The head of the Qatar Museums authority, Sheikha al Mayassa Hamad bin Khalifa al-Thani, whose brother is the current ruling Emir, commissioned the work. The statues are part of an effort to increase the presence of public art in Doha. Sheika Al Mayassa told the New York Times in 2013 that “[t]o have something like this is less daring than having a lot of nudity. There is a verse in the Koran about the miracle of birth. It is not against our culture or our religion.”

A spokesperson for Qatar Museums told artnet News that the reaction to the sculptures has been “very interesting,” and that there has been “a great deal of very strong support expressed for the striking depiction of the miracle of new life.” That said, the spokesperson added: “We don’t expect that everyone will react to our public art in the same way – and that is the point.
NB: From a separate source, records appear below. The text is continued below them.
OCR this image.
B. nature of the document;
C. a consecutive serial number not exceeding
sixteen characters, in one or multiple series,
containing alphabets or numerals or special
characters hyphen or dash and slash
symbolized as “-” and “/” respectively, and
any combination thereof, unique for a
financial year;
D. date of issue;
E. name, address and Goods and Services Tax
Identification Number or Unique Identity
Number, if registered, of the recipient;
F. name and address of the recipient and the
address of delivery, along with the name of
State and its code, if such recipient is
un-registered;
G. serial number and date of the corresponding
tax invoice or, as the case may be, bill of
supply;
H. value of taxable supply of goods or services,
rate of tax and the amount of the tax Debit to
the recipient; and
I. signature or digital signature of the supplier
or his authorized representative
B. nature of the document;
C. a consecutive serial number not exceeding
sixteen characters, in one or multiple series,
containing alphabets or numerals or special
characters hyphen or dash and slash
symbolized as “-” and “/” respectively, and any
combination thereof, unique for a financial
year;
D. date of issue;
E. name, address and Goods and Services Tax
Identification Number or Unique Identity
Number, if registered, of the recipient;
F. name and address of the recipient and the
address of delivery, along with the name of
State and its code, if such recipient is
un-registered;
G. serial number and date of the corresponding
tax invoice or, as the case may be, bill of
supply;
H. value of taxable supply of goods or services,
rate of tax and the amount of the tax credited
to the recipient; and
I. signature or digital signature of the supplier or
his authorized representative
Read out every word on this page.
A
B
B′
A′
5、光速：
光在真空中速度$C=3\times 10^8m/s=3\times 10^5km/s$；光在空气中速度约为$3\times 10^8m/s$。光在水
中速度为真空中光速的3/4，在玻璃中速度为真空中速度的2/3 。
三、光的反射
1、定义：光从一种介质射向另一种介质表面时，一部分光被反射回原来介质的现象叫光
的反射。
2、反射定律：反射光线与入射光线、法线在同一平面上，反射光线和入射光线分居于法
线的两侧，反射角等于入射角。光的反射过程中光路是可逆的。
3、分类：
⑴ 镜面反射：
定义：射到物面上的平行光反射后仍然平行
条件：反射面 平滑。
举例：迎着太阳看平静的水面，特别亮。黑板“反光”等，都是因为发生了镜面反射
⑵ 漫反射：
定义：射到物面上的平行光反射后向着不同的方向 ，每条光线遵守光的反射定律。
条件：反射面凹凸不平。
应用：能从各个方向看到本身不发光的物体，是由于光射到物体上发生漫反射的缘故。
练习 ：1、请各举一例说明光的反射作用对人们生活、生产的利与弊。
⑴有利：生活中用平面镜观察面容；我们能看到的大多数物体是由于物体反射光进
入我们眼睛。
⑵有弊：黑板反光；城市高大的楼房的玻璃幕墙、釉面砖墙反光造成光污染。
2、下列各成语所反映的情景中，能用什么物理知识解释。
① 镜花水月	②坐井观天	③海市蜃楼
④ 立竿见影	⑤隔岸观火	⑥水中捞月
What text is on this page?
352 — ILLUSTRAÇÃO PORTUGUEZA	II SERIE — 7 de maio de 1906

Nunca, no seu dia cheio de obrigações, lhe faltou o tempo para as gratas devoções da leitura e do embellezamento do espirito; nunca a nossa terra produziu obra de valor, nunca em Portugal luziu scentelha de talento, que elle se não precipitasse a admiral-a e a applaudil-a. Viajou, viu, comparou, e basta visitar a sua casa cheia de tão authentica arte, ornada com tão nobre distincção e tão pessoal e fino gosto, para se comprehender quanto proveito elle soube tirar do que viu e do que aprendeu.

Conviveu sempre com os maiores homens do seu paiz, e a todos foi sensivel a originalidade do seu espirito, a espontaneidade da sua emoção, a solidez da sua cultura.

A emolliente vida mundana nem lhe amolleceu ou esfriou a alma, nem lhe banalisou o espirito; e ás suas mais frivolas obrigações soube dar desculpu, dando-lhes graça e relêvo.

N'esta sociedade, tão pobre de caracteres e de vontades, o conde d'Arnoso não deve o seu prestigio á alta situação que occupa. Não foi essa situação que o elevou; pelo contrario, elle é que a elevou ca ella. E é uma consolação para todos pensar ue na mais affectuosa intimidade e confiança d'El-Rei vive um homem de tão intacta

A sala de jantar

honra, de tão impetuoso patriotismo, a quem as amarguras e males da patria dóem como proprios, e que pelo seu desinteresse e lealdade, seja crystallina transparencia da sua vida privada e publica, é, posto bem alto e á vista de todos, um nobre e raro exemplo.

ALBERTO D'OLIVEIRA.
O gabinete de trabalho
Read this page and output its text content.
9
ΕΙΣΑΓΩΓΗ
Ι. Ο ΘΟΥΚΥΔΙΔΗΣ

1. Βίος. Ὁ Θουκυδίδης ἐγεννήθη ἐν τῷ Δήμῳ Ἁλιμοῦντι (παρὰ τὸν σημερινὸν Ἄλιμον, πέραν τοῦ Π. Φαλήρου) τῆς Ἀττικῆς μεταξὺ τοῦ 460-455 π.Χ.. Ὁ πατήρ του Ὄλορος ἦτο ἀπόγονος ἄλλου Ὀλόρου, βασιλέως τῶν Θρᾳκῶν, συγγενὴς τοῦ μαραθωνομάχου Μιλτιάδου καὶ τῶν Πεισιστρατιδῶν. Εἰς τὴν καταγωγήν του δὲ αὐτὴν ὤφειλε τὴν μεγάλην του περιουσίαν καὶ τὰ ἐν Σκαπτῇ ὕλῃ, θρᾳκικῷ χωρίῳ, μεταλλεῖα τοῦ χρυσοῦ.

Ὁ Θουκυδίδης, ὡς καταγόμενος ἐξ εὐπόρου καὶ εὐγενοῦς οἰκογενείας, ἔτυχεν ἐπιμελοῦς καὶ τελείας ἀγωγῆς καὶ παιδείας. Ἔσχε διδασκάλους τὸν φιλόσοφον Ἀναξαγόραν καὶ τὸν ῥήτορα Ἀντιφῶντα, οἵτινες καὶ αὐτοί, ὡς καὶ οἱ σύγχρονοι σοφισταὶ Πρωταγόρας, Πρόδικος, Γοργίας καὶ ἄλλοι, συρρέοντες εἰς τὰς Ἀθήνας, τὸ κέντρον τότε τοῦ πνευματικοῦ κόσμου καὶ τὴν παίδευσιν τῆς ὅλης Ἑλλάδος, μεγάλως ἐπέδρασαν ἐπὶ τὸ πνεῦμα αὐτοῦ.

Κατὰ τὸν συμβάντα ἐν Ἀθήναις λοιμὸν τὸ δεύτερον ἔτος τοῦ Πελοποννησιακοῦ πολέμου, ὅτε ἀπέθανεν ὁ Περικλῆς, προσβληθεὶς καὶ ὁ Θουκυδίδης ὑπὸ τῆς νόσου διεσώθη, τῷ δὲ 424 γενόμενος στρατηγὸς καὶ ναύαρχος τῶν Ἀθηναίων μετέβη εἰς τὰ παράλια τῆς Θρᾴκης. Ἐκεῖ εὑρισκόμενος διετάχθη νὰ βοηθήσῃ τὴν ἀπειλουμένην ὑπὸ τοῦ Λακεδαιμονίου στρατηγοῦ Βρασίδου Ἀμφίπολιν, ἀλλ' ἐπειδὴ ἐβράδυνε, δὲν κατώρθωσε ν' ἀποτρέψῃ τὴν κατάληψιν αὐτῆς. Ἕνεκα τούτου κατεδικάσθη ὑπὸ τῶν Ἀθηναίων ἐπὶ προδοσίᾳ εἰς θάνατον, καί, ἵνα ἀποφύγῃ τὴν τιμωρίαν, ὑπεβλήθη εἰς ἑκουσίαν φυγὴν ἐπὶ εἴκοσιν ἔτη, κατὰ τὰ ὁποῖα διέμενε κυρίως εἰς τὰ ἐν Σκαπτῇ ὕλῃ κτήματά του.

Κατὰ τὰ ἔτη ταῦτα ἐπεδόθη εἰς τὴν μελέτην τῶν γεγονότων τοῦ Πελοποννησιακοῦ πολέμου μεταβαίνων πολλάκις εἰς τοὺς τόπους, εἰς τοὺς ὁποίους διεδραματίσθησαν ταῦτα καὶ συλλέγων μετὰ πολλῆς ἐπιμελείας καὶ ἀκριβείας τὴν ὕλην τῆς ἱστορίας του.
By bringing public art into everyone’s lives, we expect that each person will respond differently.”

The government-supported Qatar Foundation opened the hospital and also owns most of its impressive modern and contemporary art collection. “We are not expecting everyone to like them,” an art specialist for the Qatar Foundation, Layla Ibrahim Bacha, told AFP. “We are not expecting everyone to understand them. This is why they are there to actually create this element of debate, this element of thinking.”

If there is disapproval from the public however, the Qatar Museums representative assured artnet News: “We fully expect them to remain on view. There is no reason to think otherwise.”